One of the problems with this situation is physical access control, that is, locking and opening the front door. There are a number of people who live there, a number more who have "walk in at any time" social status, plus out of town guests and visitors, and so forth. Keeping track of who has a key and recovering guest keys is awkward at best. And rekeying the locks would be very annoying.
I've been reading about RFID, MIFARE, and the Maker revolution for some time, and have decided to actually Make something interesting and useful. I'm building a way to open the door with an RFID card and/or a biometric.
So many people immediately say "but, it could get hacked!". And my response is: a break-and-enter criminal type would just break the window, and any hypothetical black-bagging spooks would just pick the lock.
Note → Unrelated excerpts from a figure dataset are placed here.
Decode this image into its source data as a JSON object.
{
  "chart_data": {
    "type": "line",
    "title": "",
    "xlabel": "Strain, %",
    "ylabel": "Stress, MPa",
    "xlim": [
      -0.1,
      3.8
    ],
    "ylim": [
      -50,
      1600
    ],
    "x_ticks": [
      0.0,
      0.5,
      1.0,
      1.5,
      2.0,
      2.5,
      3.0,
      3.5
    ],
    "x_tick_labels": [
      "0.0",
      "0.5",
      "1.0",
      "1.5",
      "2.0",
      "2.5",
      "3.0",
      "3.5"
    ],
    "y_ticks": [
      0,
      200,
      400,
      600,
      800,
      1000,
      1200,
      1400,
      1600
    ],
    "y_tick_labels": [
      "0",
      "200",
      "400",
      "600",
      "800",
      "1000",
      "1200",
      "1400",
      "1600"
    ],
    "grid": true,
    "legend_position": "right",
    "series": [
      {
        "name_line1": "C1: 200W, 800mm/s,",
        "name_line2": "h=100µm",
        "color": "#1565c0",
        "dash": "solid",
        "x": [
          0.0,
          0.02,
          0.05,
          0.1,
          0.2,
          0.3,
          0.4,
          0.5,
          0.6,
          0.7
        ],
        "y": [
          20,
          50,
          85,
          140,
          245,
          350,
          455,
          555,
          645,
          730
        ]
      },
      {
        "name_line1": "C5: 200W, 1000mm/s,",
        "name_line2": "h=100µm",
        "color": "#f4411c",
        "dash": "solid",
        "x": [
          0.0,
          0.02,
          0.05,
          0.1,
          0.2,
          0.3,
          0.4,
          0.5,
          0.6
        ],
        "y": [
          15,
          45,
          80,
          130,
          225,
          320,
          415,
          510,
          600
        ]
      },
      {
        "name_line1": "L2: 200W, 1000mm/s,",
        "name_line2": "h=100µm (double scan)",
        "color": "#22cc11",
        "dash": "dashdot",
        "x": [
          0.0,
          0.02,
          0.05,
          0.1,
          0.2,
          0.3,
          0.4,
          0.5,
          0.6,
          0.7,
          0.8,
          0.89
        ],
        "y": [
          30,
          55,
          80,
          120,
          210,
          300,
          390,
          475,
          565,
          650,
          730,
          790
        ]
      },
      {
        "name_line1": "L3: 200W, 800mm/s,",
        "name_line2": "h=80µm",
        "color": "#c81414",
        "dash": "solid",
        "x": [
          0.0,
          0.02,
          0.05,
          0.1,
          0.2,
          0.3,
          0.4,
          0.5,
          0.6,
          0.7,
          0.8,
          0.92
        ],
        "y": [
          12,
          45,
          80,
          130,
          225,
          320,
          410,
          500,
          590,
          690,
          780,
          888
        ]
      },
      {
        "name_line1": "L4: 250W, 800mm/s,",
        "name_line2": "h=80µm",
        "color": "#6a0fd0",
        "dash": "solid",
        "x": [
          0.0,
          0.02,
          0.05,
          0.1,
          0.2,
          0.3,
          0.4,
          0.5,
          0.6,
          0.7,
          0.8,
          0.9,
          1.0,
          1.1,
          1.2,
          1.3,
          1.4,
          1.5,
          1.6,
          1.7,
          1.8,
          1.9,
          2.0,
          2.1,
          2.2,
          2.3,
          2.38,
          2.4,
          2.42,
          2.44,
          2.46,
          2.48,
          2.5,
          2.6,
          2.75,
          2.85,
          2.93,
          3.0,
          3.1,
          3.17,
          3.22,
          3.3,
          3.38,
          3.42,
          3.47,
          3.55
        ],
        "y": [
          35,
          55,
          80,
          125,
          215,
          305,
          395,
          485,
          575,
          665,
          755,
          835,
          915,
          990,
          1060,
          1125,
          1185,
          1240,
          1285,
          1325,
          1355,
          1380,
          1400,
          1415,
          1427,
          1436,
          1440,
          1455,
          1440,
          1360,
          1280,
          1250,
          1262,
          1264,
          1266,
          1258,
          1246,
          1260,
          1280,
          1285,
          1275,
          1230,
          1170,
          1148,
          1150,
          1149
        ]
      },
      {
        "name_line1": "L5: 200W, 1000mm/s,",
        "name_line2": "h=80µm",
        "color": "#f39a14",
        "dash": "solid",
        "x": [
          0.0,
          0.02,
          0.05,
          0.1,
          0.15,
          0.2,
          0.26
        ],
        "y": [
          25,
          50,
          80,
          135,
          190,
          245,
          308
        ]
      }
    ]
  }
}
So adding this will not lower the actual security, and would increase it by decreasing the actual physical keys "out there".
So I'm starting with this project. Then I will add a fingerprint reader, and then run a link back to a server with a database, either over ethernet, zigbee, or some other link. I will use a digital output line to drive a transistor that will drive a relay that will drive a standard off-the-shelf electromagnet door striker (the thing that goes BUZZ when you get buzzed in). All of this stuff is off-the-shelf from places like AdaFruit.
Then I can start doing cool stuff on the server side, such as do the access lookup via RADIUS or LDAP, so existing scalable and federating identity systems can be used, across multiple units. And set it up so people can choose to do a Foursquare checkin when they touch in.